His skin was dull and gray. He looked like a shadowy wraith, a ghost, his white
hair wispy and thin. He looked ... like a Jew.
There were
soldiers everywhere in the compound. He knew most of them were Soviets from
their uniforms. There were also a few American soldiers as well. When he looked
up he saw the most beautiful sight he had ever seen in his life. The Nazi
soldiers who had not fled were all tied up. The gates were thrown open and
doctors were wandering around tending to the wounded. An American soldier
stopped and looked at him and asked him in almost perfect Polish if he was
alright. He couldn't answer. He just fell to his knees and began to pray. The
Rabbi had been right. He had been saved. He also knew the Rabbi's purpose. He
had been there to help them all through it. He had done his task from God well.

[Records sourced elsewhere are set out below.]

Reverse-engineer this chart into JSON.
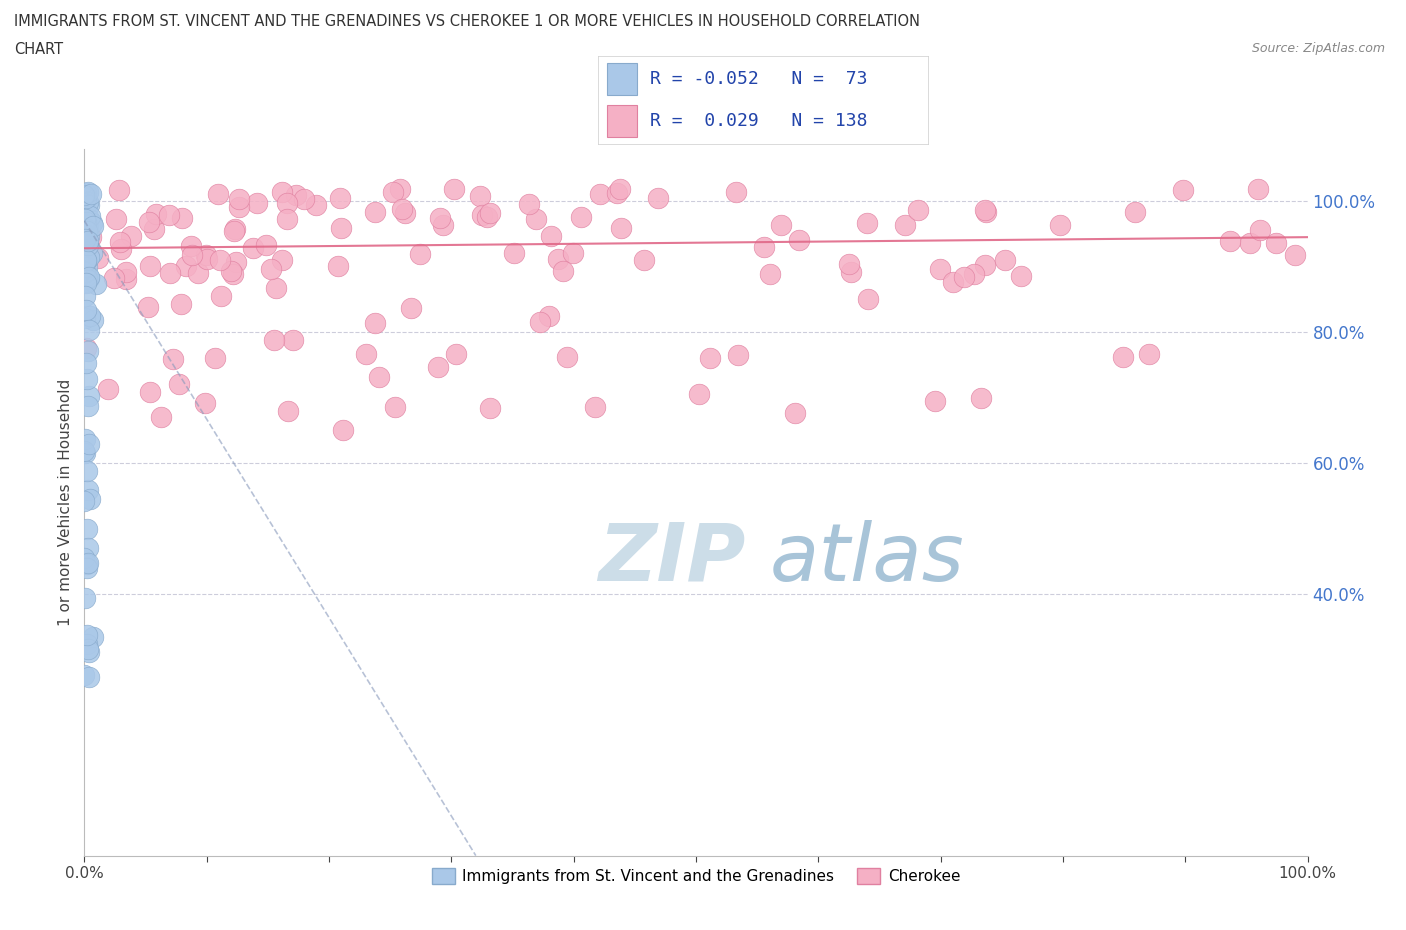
{
  "title_line1": "IMMIGRANTS FROM ST. VINCENT AND THE GRENADINES VS CHEROKEE 1 OR MORE VEHICLES IN HOUSEHOLD CORRELATION",
  "title_line2": "CHART",
  "source_text": "Source: ZipAtlas.com",
  "ylabel": "1 or more Vehicles in Household",
  "xlim": [
    0,
    1.0
  ],
  "ylim": [
    0,
    1.08
  ],
  "y_ticks_right": [
    0.4,
    0.6,
    0.8,
    1.0
  ],
  "y_tick_labels_right": [
    "40.0%",
    "60.0%",
    "80.0%",
    "100.0%"
  ],
  "blue_R": -0.052,
  "blue_N": 73,
  "pink_R": 0.029,
  "pink_N": 138,
  "blue_color": "#aac8e8",
  "pink_color": "#f5b0c5",
  "blue_edge_color": "#88aacc",
  "pink_edge_color": "#e080a0",
  "blue_trend_color": "#8899bb",
  "pink_trend_color": "#e06888",
  "dashed_line_color": "#b8b8cc",
  "watermark_zip_color": "#ccdde8",
  "watermark_atlas_color": "#ccdde8",
  "legend_label_blue": "Immigrants from St. Vincent and the Grenadines",
  "legend_label_pink": "Cherokee",
  "background_color": "#ffffff"
}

He had been a good Rabbi, and a good Jew.
The
soldiers brought clean clothes and good hot food. They cautioned him to not eat
too much or else he would be sick. He ate and drank good food and clean water
as much as he could as slowly as he could. He could see the looks of abject
horror on the Americans faces. They did not know there was anything like this
going on. The Soviets had freed two other camps on the way west. They were
estimating more than one million Jews dead. They were so far off, Erik knew it
was more. He had heard soldiers talking, guessing at three million. With his
stomach tended and his body clothed, they were free. One man asked where they
should go. They were informed several towns not to go to because the Jews were
hated there. The Americans were much more sympathetic than the Soviets but they
had freed them. They were going about the task of hanging the German soldiers
when that day finally came.
Erik Joseph Lensherr, only 12 years old had lived through
hell and come out the other side a man. He picked up the things that the soldiers
had given him and with as much food as he could carry. He didn't look to the
crude gallows to see the German soldiers die. He had seen enough death for now.
He had been chosen by God. He took his first step towards the gate with the new
shoes on his feet. They were uncomfortable and didn't fit well but they didn't
have holes in them. His legs were shaking but he took that first step on his
own, his head held high, and walked towards freedom.